GPU on Colab

Hello all,

I am trying out Numpyro hoping I will be able to use it on GPU with (relatively) large dataset. I also hope to be able to use Funsor-based enumeration.

I want to run it on Colab so I choose gpu-backed runtime and install the packages by doing the following:

!pip install numpyro
!pip install funsor

Then I load the packages and check jax’s device:

import jax
import numpyro
import funsor

from jax.lib import xla_bridge
print(xla_bridge.get_backend().platform)

Unfortunately it shows “cpu”. Dou you know how to enable gpu for jax in colab?

Many thanks,
Szymon

Hi @Elchorro, you can use numpyro.set_platform to either using CPU, GPU, or TPU on colab. For cloud TPU, you need some extra configs as in jax demo.

2 Likes

I tried this, but it did not work.
I get the error Unknown backend GPU. Available: ['interpreter', 'cpu']

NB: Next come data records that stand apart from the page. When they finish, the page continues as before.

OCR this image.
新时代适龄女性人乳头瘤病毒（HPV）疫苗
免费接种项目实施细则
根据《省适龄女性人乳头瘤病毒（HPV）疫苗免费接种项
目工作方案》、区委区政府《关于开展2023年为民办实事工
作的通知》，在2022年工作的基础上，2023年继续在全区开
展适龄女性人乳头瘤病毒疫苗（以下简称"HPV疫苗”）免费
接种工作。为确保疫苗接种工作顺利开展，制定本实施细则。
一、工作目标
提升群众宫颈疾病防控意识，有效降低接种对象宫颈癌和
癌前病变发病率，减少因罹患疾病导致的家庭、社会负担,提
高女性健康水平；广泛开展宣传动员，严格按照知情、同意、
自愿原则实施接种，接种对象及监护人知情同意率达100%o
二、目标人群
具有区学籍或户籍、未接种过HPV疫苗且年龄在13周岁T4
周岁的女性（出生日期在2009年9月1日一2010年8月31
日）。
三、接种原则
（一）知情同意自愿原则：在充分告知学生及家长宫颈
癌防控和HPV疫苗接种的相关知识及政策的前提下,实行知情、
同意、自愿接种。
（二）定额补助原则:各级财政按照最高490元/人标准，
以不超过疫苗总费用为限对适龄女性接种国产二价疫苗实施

The problem seems to be that pip install numpyro causes this to happen: Uninstalling jaxlib-0.1.65+cuda110. The cuda version of jax (built in to colab) gets removed and replaced with a CPU version: Successfully installed jax-0.2.10 jaxlib-0.1.62 numpyro-0.6.0

ziatdinovmax posted the solution here:

@murphyk Currently, we pin jax/jaxlib versions in each release. From the next release, we’ll relax that restriction. For now, the simplest way is to add

!pip install -q numpyro@git+https://github.com/pyro-ppl/numpyro

to the top of your colab notebook, like bayesian regression tutorial

Thanks, that is much simpler and faster :slight_smile:

I use this idiom to install numpyro in colab:

!pip install -q numpyro@git+https://github.com/pyro-ppl/numpyro

It runs fine, and jax says the GPU is available (if I select that runtime):

import jax
print("jax backend {}".format(jax.lib.xla_bridge.get_backend().platform))
jax.devices()

Currently if I run with num_chains=4 I get the warning that there is only 1 CPU (even in ColabPro).
Is there some way to leverage a single GPU to speedup parallel chains?

I think if you can use MCMC(..., chain_method="vectorized") to take advantage of GPU. But to my experience, it is only fast if num_chains=100 e.g.